If you’re new to forex trading, one of the first things you’ll encounter is the concept of currency pairs. Every forex trade involves the simultaneous buying of one currency and selling of another and these combinations are what we call currency pairs.
But not all currency pairs are created equal. They fall into three main categories: major, minor, and exotic pairs. In this article, we’ll break down what each type means, their unique traits, and how to decide which pairs are best for your trading style.
What Is a Currency Pair?

A currency pair is a quotation of two currencies: the base currency (first listed) and the quote currency (second listed). The pair shows how much of the quote currency is needed to purchase one unit of the base currency.
Example:
In EUR/USD = 1.1000, the euro is the base, and the US dollar is the quote. This means 1 euro = 1.10 USD.
If you’re still unsure, here’s a guide for beginners that explains how pairs and signals work together in real trades.
1. Major Currency Pairs

Major pairs are the most frequently traded pairs in the forex market. They always include the US dollar (USD) and a currency from a strong global economy.
🧾 Common Major Pairs:
- EUR/USD – Euro / US Dollar
- GBP/USD – British Pound / US Dollar
- USD/JPY – US Dollar / Japanese Yen
- USD/CHF – US Dollar / Swiss Franc
- AUD/USD – Australian Dollar / US Dollar
- USD/CAD – US Dollar / Canadian Dollar
- NZD/USD – New Zealand Dollar / US Dollar
✅ Characteristics:
- Tight spreads
- High liquidity
- Lower volatility compared to exotics
- Ideal for beginners and technical traders
🧠 Tip: Many forex traders focus only on major pairs for their lower costs and predictable behavior.

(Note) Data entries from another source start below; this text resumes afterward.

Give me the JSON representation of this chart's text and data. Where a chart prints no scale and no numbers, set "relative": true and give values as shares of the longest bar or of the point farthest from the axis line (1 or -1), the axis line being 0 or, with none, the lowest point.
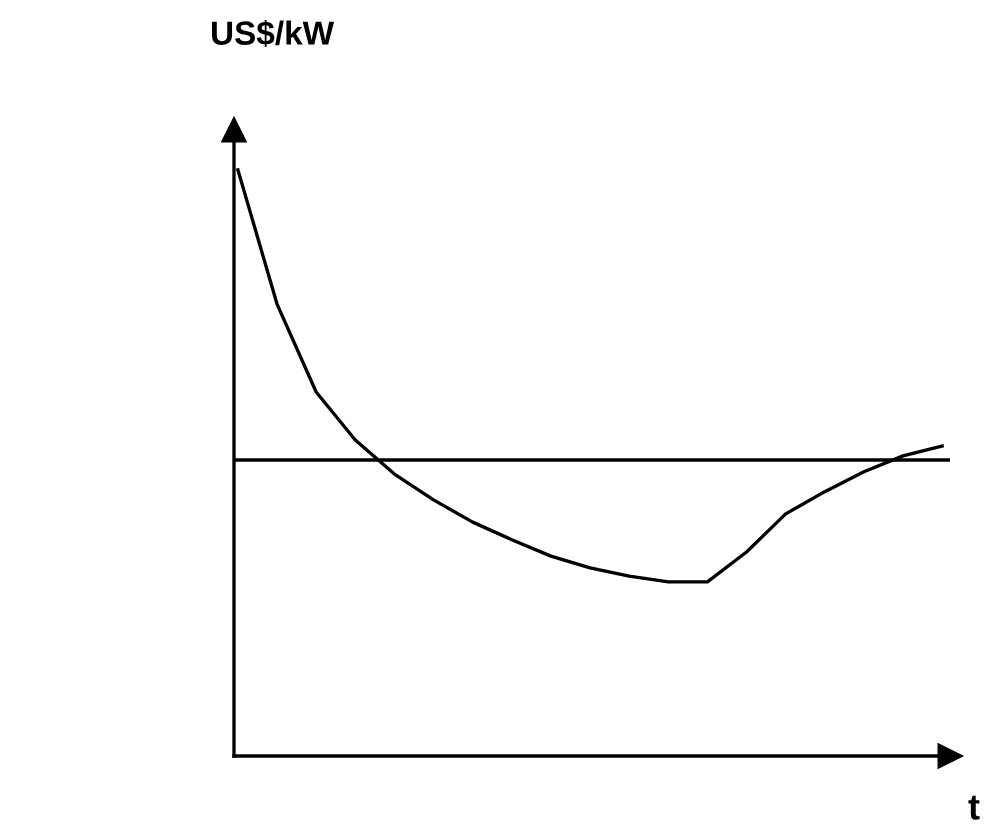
{
  "chart_data": {
    "type": "line",
    "relative": true,
    "ylabel": "US$/kW",
    "xlabel": "t",
    "categories": [
      null,
      null,
      null,
      null,
      null,
      null,
      null,
      null,
      null,
      null,
      null,
      null,
      null,
      null,
      null,
      null,
      null,
      null,
      null
    ],
    "series": [
      {
        "color": "#000000",
        "values": [
          1.0,
          0.771,
          0.621,
          0.539,
          0.481,
          0.437,
          0.399,
          0.369,
          0.341,
          0.321,
          0.307,
          0.297,
          0.297,
          0.348,
          0.413,
          0.451,
          0.485,
          0.512,
          0.529
        ]
      }
    ],
    "ref_lines": [
      {
        "axis": "y",
        "value": 0.505,
        "color": "#000000"
      }
    ],
    "legend": false,
    "marker": "none",
    "line_style": "solid"
  }
}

Sites like Investing.com offer real-time charts and spreads.
🧠 Tip: Curious which pairs are ideal for getting started? Here’s which trading is best for beginners.
2. Minor Currency Pairs (Crosses)

Minor pairs (also called cross currency pairs) don’t include the US dollar but still involve strong global currencies.
🧾 Common Minor Pairs:
- EUR/GBP – Euro / British Pound
- EUR/JPY – Euro / Japanese Yen
- GBP/JPY – British Pound / Japanese Yen
- CHF/JPY – Swiss Franc / Japanese Yen
- AUD/NZD – Australian Dollar / New Zealand Dollar
✅ Characteristics:
- Moderately liquid
- Wider spreads than majors
- More volatile often impacted by regional news or economic reports
These are ideal if you want to diversify beyond USD or take advantage of unique economic situations between two strong currencies.
3. Exotic Currency Pairs

Exotic pairs include one major currency and one from a developing or smaller economy like Mexico, South Africa, or Thailand.
🧾 Examples of Exotic Pairs:
- USD/TRY – US Dollar / Turkish Lira
- EUR/ZAR – Euro / South African Rand
- USD/THB – US Dollar / Thai Baht
- USD/SGD – US Dollar / Singapore Dollar
⚠️ Characteristics:
- Low liquidity
- High spreads and slippage
- Highly sensitive to political and economic instability
- Not beginner-friendly
📉 Pro Tip: Exotic pairs can offer big moves but also big risks. Always manage position sizes carefully and use stop-loss orders.
How to Choose Which Pairs to Trade

Choosing the right pairs depends on your:
- Experience level – Start with majors if you’re new
- Strategy – Some pairs trend better; others range
- Risk tolerance – Exotic pairs carry more unpredictability
- Trading session – EUR/GBP is more active during London hours; USD/JPY during Asian + US overlap
Also, consider your broker’s spread and execution quality. Here’s a tip on mastering the 3% rule to protect your capital when exploring volatile pairs.
Final Thoughts

Understanding the differences between major, minor, and exotic currency pairs helps you make smarter decisions as a trader. Each type comes with its own set of opportunities and risks, and the “best” pair depends on your goals, strategy, and market experience.
As a beginner, sticking to the majors can help you learn the ropes with lower trading costs. As your confidence grows, exploring minors and even selected exotics can help diversify your trading portfolio.